Only with Chapter 7, "Beyond Food and Fuel", do we get a sustained analysis of the possible implications of this population change. As part of this investigation, Akrigg also examines the wealth distribution of Attica, adducing prior arguments on this subject made by Osborne, Taylor, Scheidel, Foxhall, and others. To my mind, Akrigg rightly questions the extent to which fifth-century Athens was an exception to Scheidel's model of economic expansionism and wealth inequality. I am less convinced of his argument that the economic benefits of empire in the fifth century actually exacerbated wealth inequalities in Athens, to the extent that "[h]ad the Peloponnesian War not happened, or taken a different course, or had the plague not struck Athens, then the democracy would have come under increasing strain and might not have lasted so long." (222-223). This seems to me to underestimate the Athenian ability to adapt and deal with crisis. Akrigg's discussion in this context of the Brea Decree (IG I3 46) is brief and fails to convince that the poor did not benefit from the empire. Klerouchies certainly allowed for the possibility of bettering one's financial situation, and the size and number of Athenian klerouchies would have acted to alleviate land pressure and potential wealth inequality in Attica. Increasing pay for political participation during the fifth century may also play a (small) role here.

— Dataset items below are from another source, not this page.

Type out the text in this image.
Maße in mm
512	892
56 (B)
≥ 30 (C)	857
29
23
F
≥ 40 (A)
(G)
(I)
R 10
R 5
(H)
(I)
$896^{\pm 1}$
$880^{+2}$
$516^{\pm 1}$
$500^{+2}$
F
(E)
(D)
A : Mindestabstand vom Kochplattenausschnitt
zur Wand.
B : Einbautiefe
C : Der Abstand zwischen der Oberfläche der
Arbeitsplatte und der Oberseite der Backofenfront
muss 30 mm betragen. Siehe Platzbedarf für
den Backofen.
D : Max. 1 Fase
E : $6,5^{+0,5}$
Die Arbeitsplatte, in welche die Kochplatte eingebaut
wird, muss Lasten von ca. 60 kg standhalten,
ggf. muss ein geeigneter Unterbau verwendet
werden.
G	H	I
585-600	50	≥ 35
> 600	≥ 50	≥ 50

The second half of this chapter uses evidence from the fourth century to support Akrigg's contention that one of the results of the population decline during the Peloponnesian War was land redistribution in Attica itself. While there is some evidence that supports this idea - Claire Taylor's work on the increased incidence of rural demotics in Athenian politics in the fourth century among them - other arguments that Akrigg makes seem less convincing. I am hesitant about his idea that the emergence of the "cocky slave" in comedy might be the result of an increase in the value of slaves, especially given the inherent difficulties in using comedy for arguments of this kind and the fact that we possess no other complete comedies of the fifth century outside of Aristophanes.
Akrigg is to be commended for producing an erudite demographic study of Athens in the fifth century, which should serve as the new baseline for future work in this area. Work remains to be done, however. One particular weakness is that many of these arguments appeared elsewhere prior to this volume. [1] While it is useful to have them presented as a unified whole, the fact that the bibliography does not seem to have been updated is a serious concern. As a result, there are numerous recent relevant studies that are omitted from consideration. One might also wish that the volume had more directly confronted some of the questions that arise concerning the implications of this demographic data, but this is left for future studies to pursue.
Note:
[1] "The Nature and Implications of Athens' Changed Social Structure and Economy," in: R. Osborne (ed.): Debating the Athenian Cultural Revolution: Art, Literature, Philosophy, and Politics 430-380 BC, Cambridge 2007, 27-43; "Demography and Classical Athens," in: C. Holleran / A. Pudsey (eds.): Demography and the Graeco-Roman World: New Insights and Approaches, Cambridge 2011, 37-59; "Metics in Athens," in: C. Taylor / K. Vlassopoulos (eds.): Communities and Networks in the Ancient Greek World, Oxford 2015, 155-76.